I picked up another Autozone tester, still have the O'Reilly one, and bought one from Harbor Freight. That makes four testers. Should I have tested more?
I only have four cylinders!
I recorded video of each gauge on each attempt, went back, and noted the PSI each time that I stopped cranking, but three of the gauges dropped to zero before I saw them.
The only obvious difference between my Autozone tester and the one that I can still return is that the plastic face is pushed in. Does it make a difference? I am sure that it makes a difference that sometimes they never seemed tight. With each of them I hand-tightened and then tried five more times to tighten it further. From time to time the Autozone testers never tightened, I rotated it another fifty times and it was still loose. So, their data is garbage, but have it anyway! I do not have any idea why there are blank spaces. Have it anyway!
Cylinder |
Permanent loaner |
O'Reilly's |
Temporary loaner |
Harbor Freight |
1 |
84 |
85 |
50 |
105 |
2 |
80 |
79 |
25 |
109 |
3 |
80 |
85 |
20 |
102 |
4 |
124 |
99 |
0 |
110 |
I tried to make a graph of the data, but Excel disappeared twice before I got very far.

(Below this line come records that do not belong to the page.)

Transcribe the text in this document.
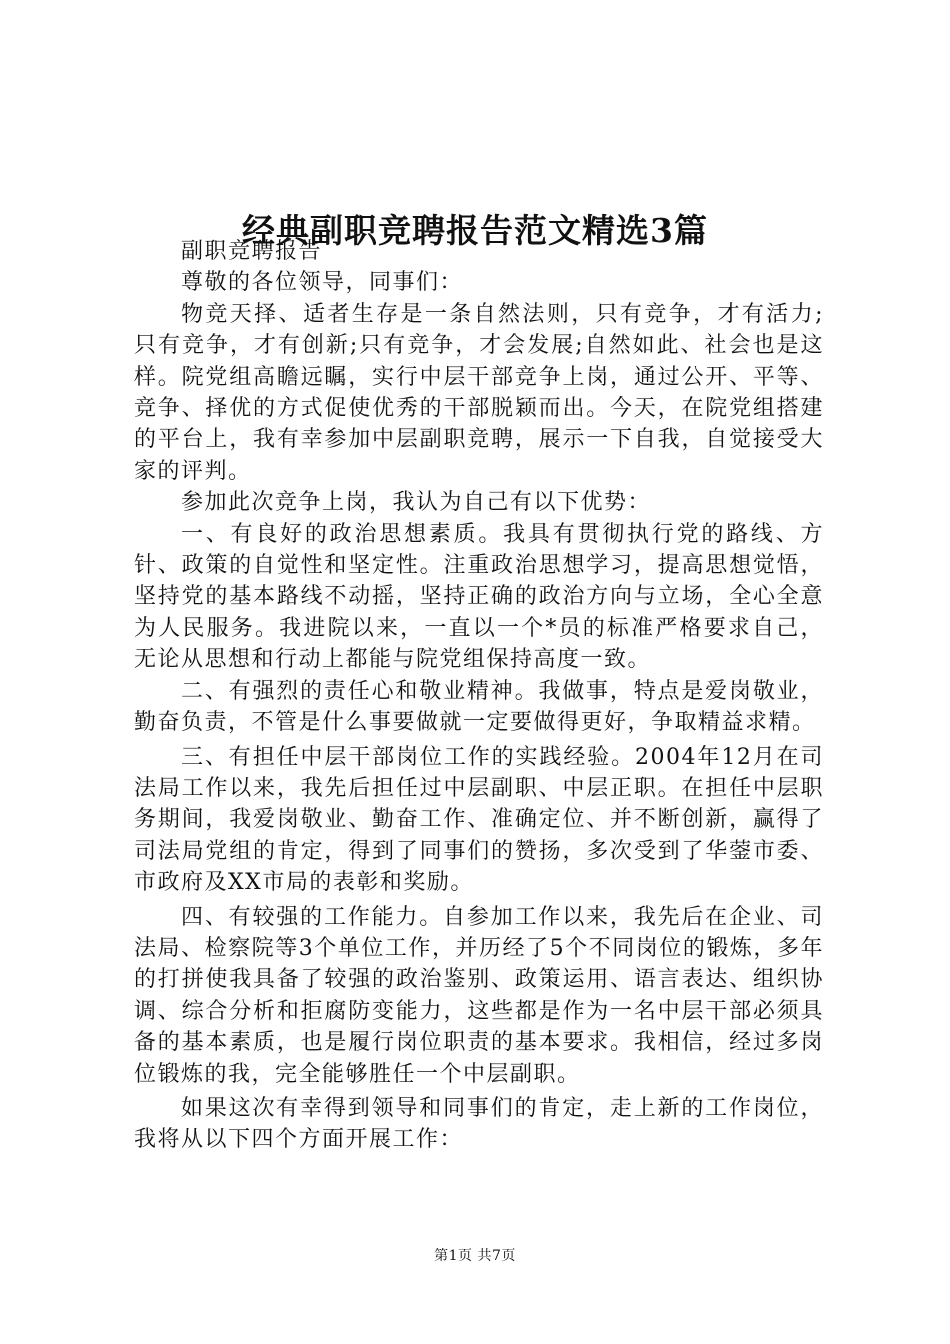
经典副职竞聘报告范文精选3篇

副职竞聘报告

尊敬的各位领导，同事们：

物竞天择、适者生存是一条自然法则，只有竞争，才有活力;只有竞争，才有创新;只有竞争，才会发展;自然如此、社会也是这样。院党组高瞻远瞩，实行中层干部竞争上岗，通过公开、平等、竞争、择优的方式促使优秀的干部脱颖而出。今天，在院党组搭建的平台上，我有幸参加中层副职竞聘，展示一下自我，自觉接受大家的评判。

参加此次竞争上岗，我认为自己有以下优势：

一、有良好的政治思想素质。我具有贯彻执行党的路线、方针、政策的自觉性和坚定性。注重政治思想学习，提高思想觉悟，坚持党的基本路线不动摇，坚持正确的政治方向与立场，全心全意为人民服务。我进院以来，一直以一个*员的标准严格要求自己，无论从思想和行动上都能与院党组保持高度一致。

二、有强烈的责任心和敬业精神。我做事，特点是爱岗敬业，勤奋负责，不管是什么事要做就一定要做得更好，争取精益求精。

三、有担任中层干部岗位工作的实践经验。2004年12月在司法局工作以来，我先后担任过中层副职、中层正职。在担任中层职务期间，我爱岗敬业、勤奋工作、准确定位、并不断创新，赢得了司法局党组的肯定，得到了同事们的赞扬，多次受到了华蓥市委、市政府及XX市局的表彰和奖励。

四、有较强的工作能力。自参加工作以来，我先后在企业、司法局、检察院等3个单位工作，并历经了5个不同岗位的锻炼，多年的打拼使我具备了较强的政治鉴别、政策运用、语言表达、组织协调、综合分析和拒腐防变能力，这些都是作为一名中层干部必须具备的基本素质，也是履行岗位职责的基本要求。我相信，经过多岗位锻炼的我，完全能够胜任一个中层副职。

如果这次有幸得到领导和同事们的肯定，走上新的工作岗位，我将从以下四个方面开展工作：

第1页 共7页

I also rented the combustion gas tester. The fluid turned green, but the tester jumped into my lap and peed on me when I reached for my phone to take a picture. I tried again, with the exact same results.
A novice might assume that the Harbor Freight gauge is the same one as the O'Reilly one, but that is ridiculous! The Harbor Freight one says "Pittsburgh" and the O'Reilly one says "Totally not Harbor Freight, I swear!"
The hoses are similar (far more flexible than the Autozone ones, which was nice), but the HF one was significantly longer--annoyingly so. Oh well.
The cases were different and Harbor Freight had far more adapters. Curiously, the permanent connector was the only one to not fit my engine. I put Lock-Tight on the connector so it did not twist off in my block.
The data suggests each tester but mine was in tight enough.